Que Mathieu me permette d'être en total désaccord avec son argumentation, pour les raisons suivantes.

  • Premièrement, la première ressource énergétique de la révolution industrielle n'est pas le pétrole, mais le charbon. Encore une ressource fossile, d'ailleurs. Le pétrole n'est arrivé qu'après le charbon, et même longtemps après. Je conseille à Mathieu la lecture du petit livre très intéressant L'histoire secrète du plomb. On y apprend notamment qu'avant la "géniale" trouvaille de l'utilisation du plomb en tant qu'anti-détonnant, le pétrole était un carburant ma foi assez capricieux, car un peu trop explosif, ce qui faisait que l'on n'aimait pas trop l'utiliser dans les moteurs. Jusque dans les années 1930, de nombreuses automobiles - notamment aux States - possédaient un commutateur qui leur permettait de faire fonctionner le moteur, au choix au pétrole, ou à d'autres carburants tels que les alcools végétaux.
  • Mais à la rigueur, cet argument n'est qu'un détail. Quand je parle de bâtir toute une économie sur le pétrole, je me réfère surtout à l'aveuglement des 50 dernières années.
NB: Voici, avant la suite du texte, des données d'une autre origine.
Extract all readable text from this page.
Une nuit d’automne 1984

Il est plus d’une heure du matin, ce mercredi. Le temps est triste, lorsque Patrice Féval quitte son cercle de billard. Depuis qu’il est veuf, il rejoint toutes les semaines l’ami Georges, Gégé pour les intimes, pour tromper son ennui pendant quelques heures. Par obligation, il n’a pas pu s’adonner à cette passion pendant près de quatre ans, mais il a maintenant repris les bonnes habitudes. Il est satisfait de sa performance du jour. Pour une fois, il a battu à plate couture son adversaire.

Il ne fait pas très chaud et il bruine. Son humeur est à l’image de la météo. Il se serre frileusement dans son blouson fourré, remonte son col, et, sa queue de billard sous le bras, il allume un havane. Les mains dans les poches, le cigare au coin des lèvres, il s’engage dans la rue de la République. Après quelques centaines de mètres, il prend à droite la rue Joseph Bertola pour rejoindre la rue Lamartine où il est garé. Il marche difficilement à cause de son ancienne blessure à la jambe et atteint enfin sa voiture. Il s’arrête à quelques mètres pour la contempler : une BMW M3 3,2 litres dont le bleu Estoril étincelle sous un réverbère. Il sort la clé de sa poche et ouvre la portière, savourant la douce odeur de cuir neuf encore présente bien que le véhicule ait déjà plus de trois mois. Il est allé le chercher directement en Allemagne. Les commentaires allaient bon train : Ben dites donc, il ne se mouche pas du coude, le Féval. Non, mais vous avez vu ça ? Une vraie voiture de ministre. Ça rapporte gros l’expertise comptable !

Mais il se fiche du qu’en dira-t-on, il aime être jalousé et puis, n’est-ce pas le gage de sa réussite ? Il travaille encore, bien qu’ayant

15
J'invite ainsi le lecteur à se rendre sur le site de toute bonne compagnie pétrolière qui se respecte (Ex., le site de BP, www.bp.com). Comme désormais, la mode est à la transparence et que les pétroliers veulent la jouer "communicationnellement correct" vis-à-vis des écolos, ils mettent en ligne plein de données. On peut ainsi télécharger à la page "Reports and Publications" de BP un certain nombre de feuilles Excel sur l'évolution de la demande énergétique depuis plus de 40 ans. J'ai tiré de ces feuilles Excel les graphiques ci-dessous.
image001.gif   image002.gif   image003.gif
    • Le graphique de gauche présente l'évolution de la consommation depuis le milieu des années 60, le graphique du milieu illustre l'évolution du volume de réserves connues depuis 1980. Le triosième graphique est une synthèse des deux premiers: en divisant le volume de réserves par la consommation annuelle, on obtient l'autonomie énergétique mondiale, c'est-à-dire la durée qu'il nous reste avant que les réserves connues soient épuisées - en supposant que nous continuions de consommer au même rythme. Que nous disent ces graphiques?
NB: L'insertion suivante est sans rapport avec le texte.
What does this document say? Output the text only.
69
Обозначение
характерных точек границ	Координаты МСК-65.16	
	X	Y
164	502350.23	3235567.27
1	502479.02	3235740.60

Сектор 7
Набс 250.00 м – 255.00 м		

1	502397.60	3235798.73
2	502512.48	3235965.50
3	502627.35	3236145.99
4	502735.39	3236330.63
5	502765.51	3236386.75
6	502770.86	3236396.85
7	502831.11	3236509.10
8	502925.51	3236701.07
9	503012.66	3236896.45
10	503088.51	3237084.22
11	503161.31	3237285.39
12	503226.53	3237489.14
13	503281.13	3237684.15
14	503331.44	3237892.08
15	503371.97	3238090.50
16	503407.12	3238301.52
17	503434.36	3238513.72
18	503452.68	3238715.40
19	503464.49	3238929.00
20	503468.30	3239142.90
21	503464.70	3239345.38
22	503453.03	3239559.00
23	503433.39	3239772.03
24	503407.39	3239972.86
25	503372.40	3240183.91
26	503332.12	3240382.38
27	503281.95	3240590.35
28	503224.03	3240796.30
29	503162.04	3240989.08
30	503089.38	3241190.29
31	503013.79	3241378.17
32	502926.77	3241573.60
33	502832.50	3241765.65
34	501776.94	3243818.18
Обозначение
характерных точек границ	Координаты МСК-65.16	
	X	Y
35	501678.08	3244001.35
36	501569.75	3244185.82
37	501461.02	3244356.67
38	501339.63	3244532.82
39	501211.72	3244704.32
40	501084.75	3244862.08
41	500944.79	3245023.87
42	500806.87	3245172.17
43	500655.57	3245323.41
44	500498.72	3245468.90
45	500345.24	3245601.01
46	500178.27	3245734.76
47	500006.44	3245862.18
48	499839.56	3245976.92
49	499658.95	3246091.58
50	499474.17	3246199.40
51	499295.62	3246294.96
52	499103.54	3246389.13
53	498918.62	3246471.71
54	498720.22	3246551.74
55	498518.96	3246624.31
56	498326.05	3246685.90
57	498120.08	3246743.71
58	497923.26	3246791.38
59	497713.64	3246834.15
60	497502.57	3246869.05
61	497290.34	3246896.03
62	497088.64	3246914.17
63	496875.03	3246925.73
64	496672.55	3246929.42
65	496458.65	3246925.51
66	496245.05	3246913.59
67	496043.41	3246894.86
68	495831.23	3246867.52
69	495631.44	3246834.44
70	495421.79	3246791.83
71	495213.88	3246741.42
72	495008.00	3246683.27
    • La première chose, c'est que l'on peut s'estimer heureux qu'il y ait eu deux chocs pétroliers dans les années 1970. Si la dérivée de la courbe de gauche était restée identique à ce qu'elle était dans les années 1960, la consommation annuelle de pétrole en serait probablement à 50 ou 60 milliards de barils de pétrole de nos jours, contre une trentaine en réalité.
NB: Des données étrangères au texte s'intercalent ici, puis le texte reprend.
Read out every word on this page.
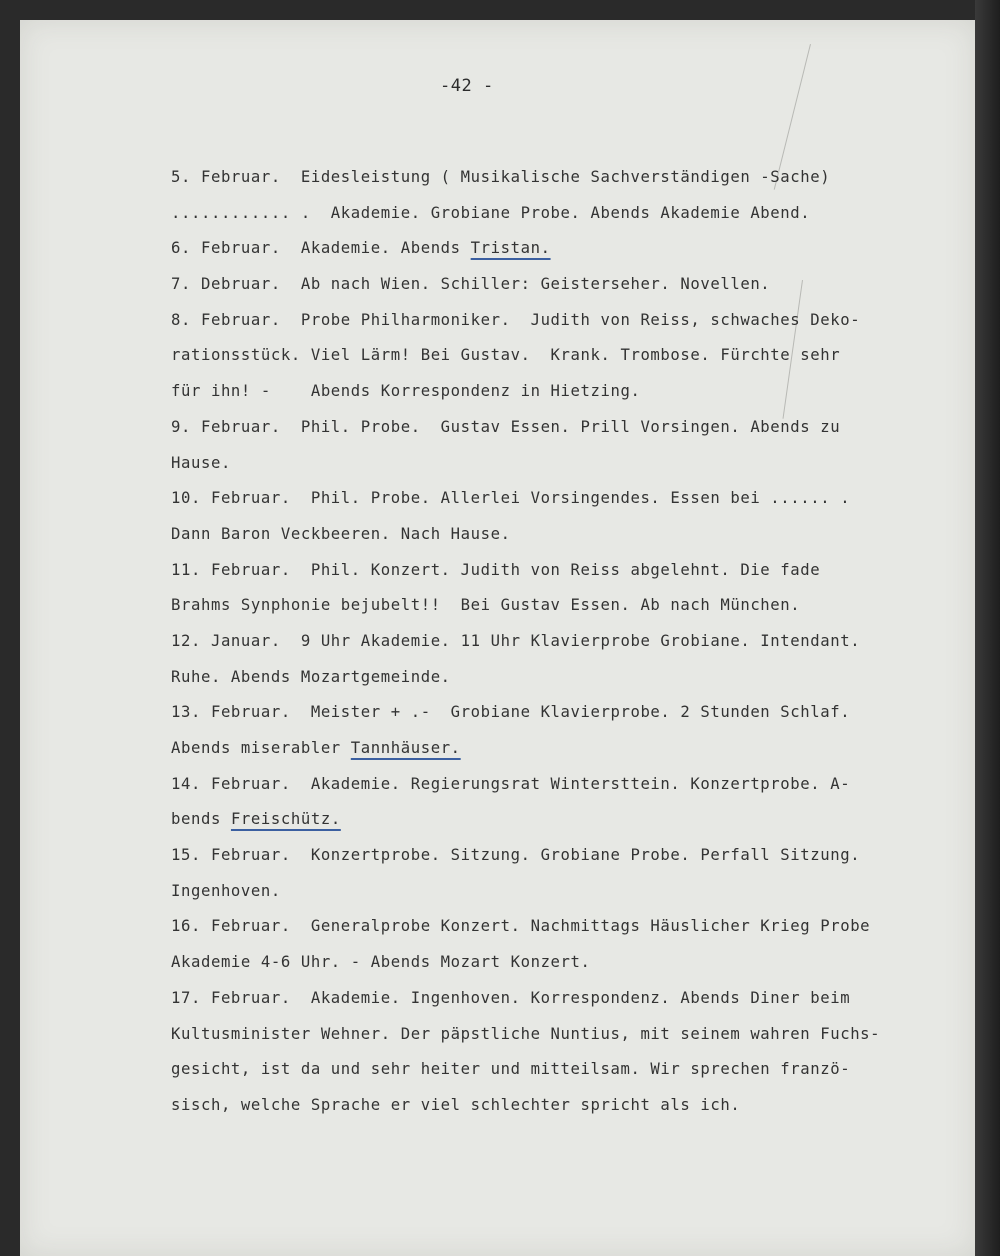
-42 -
5. Februar.  Eidesleistung ( Musikalische Sachverständigen -Sache)
............ .  Akademie. Grobiane Probe. Abends Akademie Abend.
6. Februar.  Akademie. Abends Tristan.
7. Debruar.  Ab nach Wien. Schiller: Geisterseher. Novellen.
8. Februar.  Probe Philharmoniker.  Judith von Reiss, schwaches Deko-
rationsstück. Viel Lärm! Bei Gustav.  Krank. Trombose. Fürchte sehr
für ihn! -    Abends Korrespondenz in Hietzing.
9. Februar.  Phil. Probe.  Gustav Essen. Prill Vorsingen. Abends zu
Hause.
10. Februar.  Phil. Probe. Allerlei Vorsingendes. Essen bei ...... .
Dann Baron Veckbeeren. Nach Hause.
11. Februar.  Phil. Konzert. Judith von Reiss abgelehnt. Die fade
Brahms Synphonie bejubelt!!  Bei Gustav Essen. Ab nach München.
12. Januar.  9 Uhr Akademie. 11 Uhr Klavierprobe Grobiane. Intendant.
Ruhe. Abends Mozartgemeinde.
13. Februar.  Meister + .-  Grobiane Klavierprobe. 2 Stunden Schlaf.
Abends miserabler Tannhäuser.
14. Februar.  Akademie. Regierungsrat Wintersttein. Konzertprobe. A-
bends Freischütz.
15. Februar.  Konzertprobe. Sitzung. Grobiane Probe. Perfall Sitzung.
Ingenhoven.
16. Februar.  Generalprobe Konzert. Nachmittags Häuslicher Krieg Probe
Akademie 4-6 Uhr. - Abends Mozart Konzert.
17. Februar.  Akademie. Ingenhoven. Korrespondenz. Abends Diner beim
Kultusminister Wehner. Der päpstliche Nuntius, mit seinem wahren Fuchs-
gesicht, ist da und sehr heiter und mitteilsam. Wir sprechen franzö-
sisch, welche Sprache er viel schlechter spricht als ich.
    • L'autonomie énergétique est actuellement estimée à une quarantaine d'années, contre une trentaine au début des années 1980. L'accroissement de l'autonomie provient de la découverte de gros gisements à la fin des années 1980 (cf. graphique du milieu). Si l'on avait continué à consommer selon la tendance des années 1960 et 1970, cette autonomie ne serait plus aujourd'hui que de 20 ans.
    • Quoi qu'il en soit, 30 ou 40 ans d'autonomie, c'est la borne supérieure de l'intervalle. Pourquoi? Tout simplement parce que lorsque BP affiche le volume total des réserves disponibles, la compagnie ne mentionne pas à quel coût d'extraction. Si, sur les 1200 milliards de barils disponibles actuellement, seulement 600 ou 800 sont extractibles à des coûts économiquement viables (c'est-à-dire que les coûts d'extraction restent suffisammment faibles pour que celle-ci vaille la peine d'être réalisée), l'autonomie chute à 25 ou même 20 ans...
    • Face à ce genre de considération, l'argument standard du partisan de la théorie des marchés est que, le prix du pétrole augmentant avec sa rareté, la production et la consommation s'auto-réguleront d'elles-mêmes. Certes, cela est vrai, je ne le conteste pas. Mais que les marchés soient capables d'ajuster le coût d'une ressource en fonction de la demande et des capacités de production n'a rien d'une nouveauté, c'est même une tautologie, puisque c'est comme ça que les marchés fonctionnent. Ca n'implique en rien que les marchés aient raison de le faire, ou même que c'est une bonne chose qu'ils le fassent - mais j'y reviens plus loin. 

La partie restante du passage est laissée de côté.